Historique! La fusion qui doit être actée ce lundi par les actionnaires des groupes PSA et FCA est absolument historique à plusieurs titres. Elle scelle les destins de deux groupes centenaires mais également de deux familles traditionnellement attachées à leur indépendance. Enfin, elle installe un groupe immense (le 4ème mondial avec 185 milliards d'euros de chiffre d'affaires, 8,7 millions de voitures, 14 marques, ...) dans un contexte de profonde transformation industrielle.

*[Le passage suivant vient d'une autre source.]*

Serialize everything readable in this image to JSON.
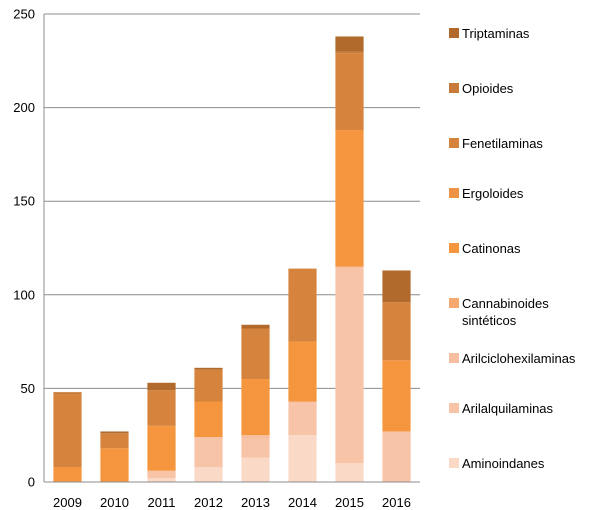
{
  "chart_data": {
    "type": "bar",
    "stacked": true,
    "categories": [
      "2009",
      "2010",
      "2011",
      "2012",
      "2013",
      "2014",
      "2015",
      "2016"
    ],
    "ylim": [
      0,
      250
    ],
    "yticks": [
      "0",
      "50",
      "100",
      "150",
      "200",
      "250"
    ],
    "grid": true,
    "legend_position": "right",
    "series": [
      {
        "name": "Aminoindanes",
        "color": "#fad9c7",
        "values": [
          0,
          0,
          2,
          8,
          13,
          25,
          10,
          0
        ]
      },
      {
        "name": "Arilalquilaminas",
        "color": "#f8c4a8",
        "values": [
          0,
          0,
          4,
          16,
          10,
          17,
          104,
          27
        ]
      },
      {
        "name": "Arilciclohexilaminas",
        "color": "#f8bea0",
        "values": [
          0,
          0,
          0,
          0,
          2,
          1,
          1,
          0
        ]
      },
      {
        "name": "Cannabinoides\nsintéticos",
        "color": "#f6a86f",
        "values": [
          0,
          0,
          0,
          0,
          0,
          0,
          0,
          0
        ]
      },
      {
        "name": "Catinonas",
        "color": "#f5963e",
        "values": [
          8,
          18,
          24,
          19,
          30,
          32,
          73,
          38
        ]
      },
      {
        "name": "Ergoloides",
        "color": "#ee9243",
        "values": [
          0,
          0,
          0,
          0,
          0,
          0,
          0,
          0
        ]
      },
      {
        "name": "Fenetilaminas",
        "color": "#d6843d",
        "values": [
          39,
          8,
          19,
          17,
          27,
          39,
          41,
          31
        ]
      },
      {
        "name": "Opioides",
        "color": "#c87a38",
        "values": [
          1,
          0,
          0,
          0,
          0,
          0,
          1,
          0
        ]
      },
      {
        "name": "Triptaminas",
        "color": "#b16a2c",
        "values": [
          0,
          1,
          4,
          1,
          2,
          0,
          8,
          17
        ]
      }
    ]
  }
}
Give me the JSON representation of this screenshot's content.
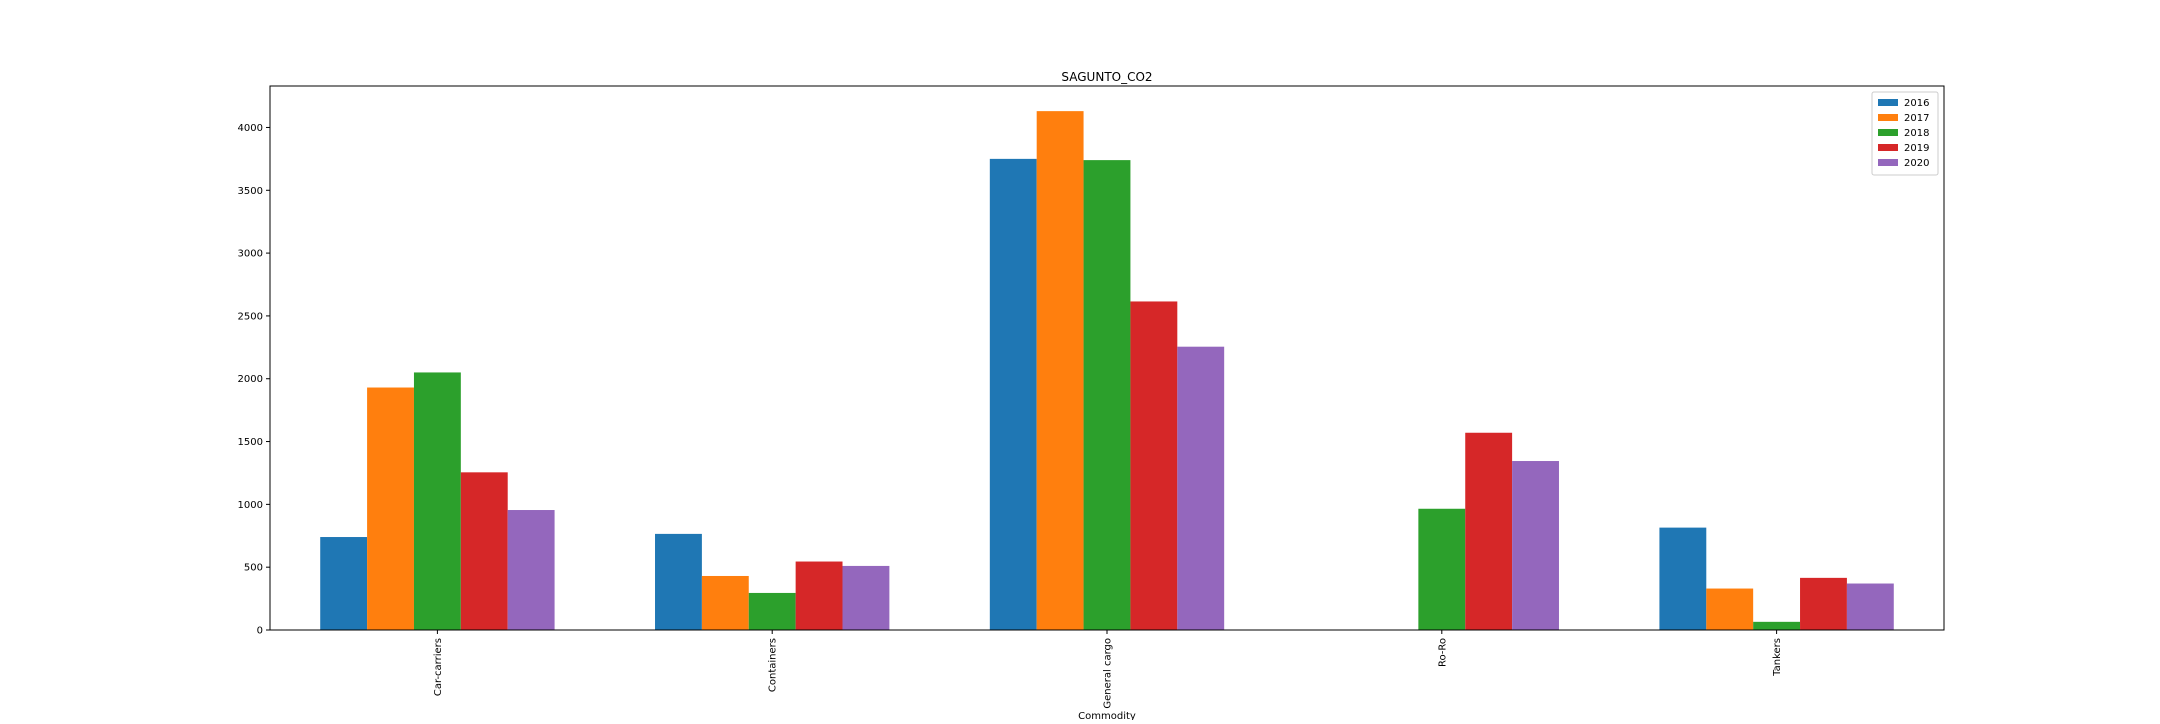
{
  "chart_data": {
    "type": "bar",
    "title": "SAGUNTO_CO2",
    "xlabel": "Commodity",
    "ylabel": "",
    "categories": [
      "Car-carriers",
      "Containers",
      "General cargo",
      "Ro-Ro",
      "Tankers"
    ],
    "series": [
      {
        "name": "2016",
        "color": "#1f77b4",
        "values": [
          740,
          765,
          3750,
          0,
          815
        ]
      },
      {
        "name": "2017",
        "color": "#ff7f0e",
        "values": [
          1930,
          430,
          4130,
          0,
          330
        ]
      },
      {
        "name": "2018",
        "color": "#2ca02c",
        "values": [
          2050,
          295,
          3740,
          965,
          65
        ]
      },
      {
        "name": "2019",
        "color": "#d62728",
        "values": [
          1255,
          545,
          2615,
          1570,
          415
        ]
      },
      {
        "name": "2020",
        "color": "#9467bd",
        "values": [
          955,
          510,
          2255,
          1345,
          370
        ]
      }
    ],
    "ylim": [
      0,
      4330
    ],
    "yticks": [
      0,
      500,
      1000,
      1500,
      2000,
      2500,
      3000,
      3500,
      4000
    ],
    "grid": false,
    "legend": "upper right"
  }
}
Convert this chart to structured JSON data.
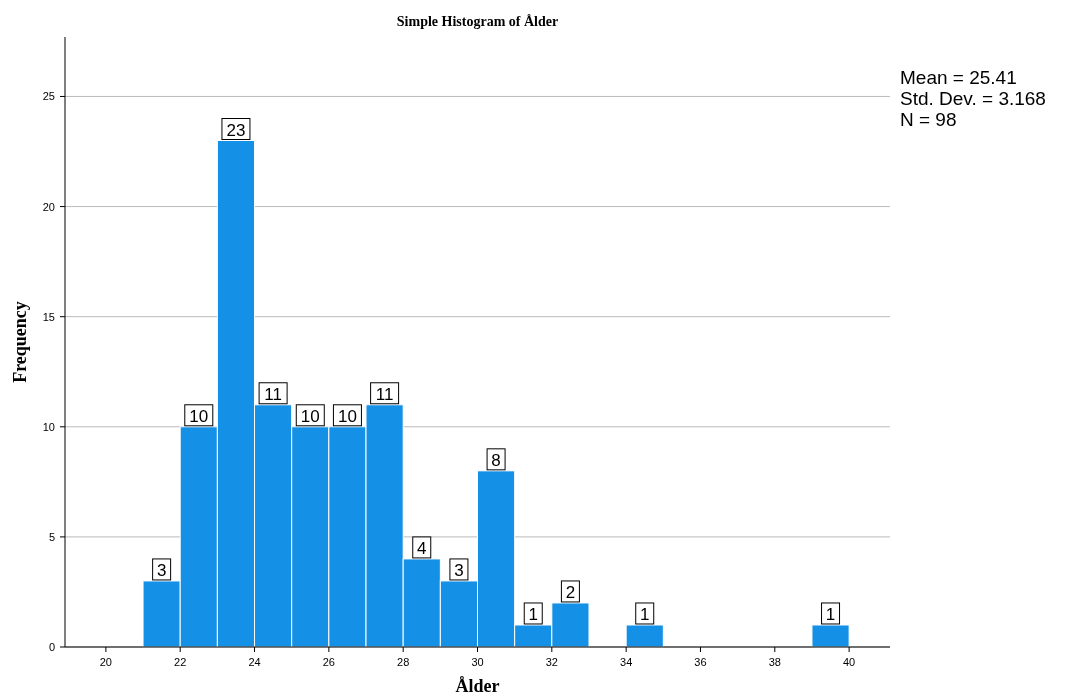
{
  "chart_data": {
    "type": "histogram",
    "title": "Simple Histogram of Ålder",
    "xlabel": "Ålder",
    "ylabel": "Frequency",
    "bins": [
      21,
      22,
      23,
      24,
      25,
      26,
      27,
      28,
      29,
      30,
      31,
      32,
      33,
      34,
      35,
      36,
      37,
      38,
      39,
      40
    ],
    "values": [
      3,
      10,
      23,
      11,
      10,
      10,
      11,
      4,
      3,
      8,
      1,
      2,
      0,
      1,
      0,
      0,
      0,
      0,
      1
    ],
    "value_labels": [
      "3",
      "10",
      "23",
      "11",
      "10",
      "10",
      "11",
      "4",
      "3",
      "8",
      "1",
      "2",
      null,
      "1",
      null,
      null,
      null,
      null,
      "1"
    ],
    "color": "#1490e6",
    "xlim": [
      18.9,
      41.1
    ],
    "xticks": [
      20,
      22,
      24,
      26,
      28,
      30,
      32,
      34,
      36,
      38,
      40
    ],
    "ylim": [
      0,
      27.7
    ],
    "yticks": [
      0,
      5,
      10,
      15,
      20,
      25
    ],
    "grid": "y",
    "annotations": [
      "Mean = 25.41",
      "Std. Dev. = 3.168",
      "N = 98"
    ]
  }
}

Pour autant, cette fusion n'était pas évidente il y a encore deux ans, et les termes de l'accord font encore débat aujourd'hui. Et pourtant, plus personne ne conteste la nécessité impérieuse de ce rapprochement industriel qui risque de remodeler le secteur automobile à l'échelle mondiale.
Fiat en quête d'un partenaire depuis 20 ans
Il faut replacer les enjeux dans une perspective historique. Depuis très longtemps le groupe Fiat cherche à s'adosser à un partenaire industriel conséquent. Ainsi, au début des années 2000, c'est General Motors, à l'époque numéro un mondial, qui vient à la rescousse du groupe italien en prenant 25% de son capital. Un partenariat qui fera long feu puisque quelques années plus tard, l'américain rompra le contrat.
En 2008, Sergio Marchionne, le patron de Fiat flaire la bonne affaire et vient en aide au groupe Chrysler, dévasté par l'effondrement du marché américain suite à la crise des subprimes. En rachetant son rival américain, le groupe italien s'implante ainsi sur le premier marché automobile mondial et met la main sur des pépites comme Jeep, ou RAM, pour une bouchée de pain. La nouvelle entité, Fiat Chrysler Automobiles (FCA), permet au groupe italien de franchir des seuils critiques en atteignant les 4 millions de voitures produites annuellement. Mieux: la firme de Turin va largement profiter du redressement des ventes américaines, de l'explosion des ventes de SUV grâce à Jeep.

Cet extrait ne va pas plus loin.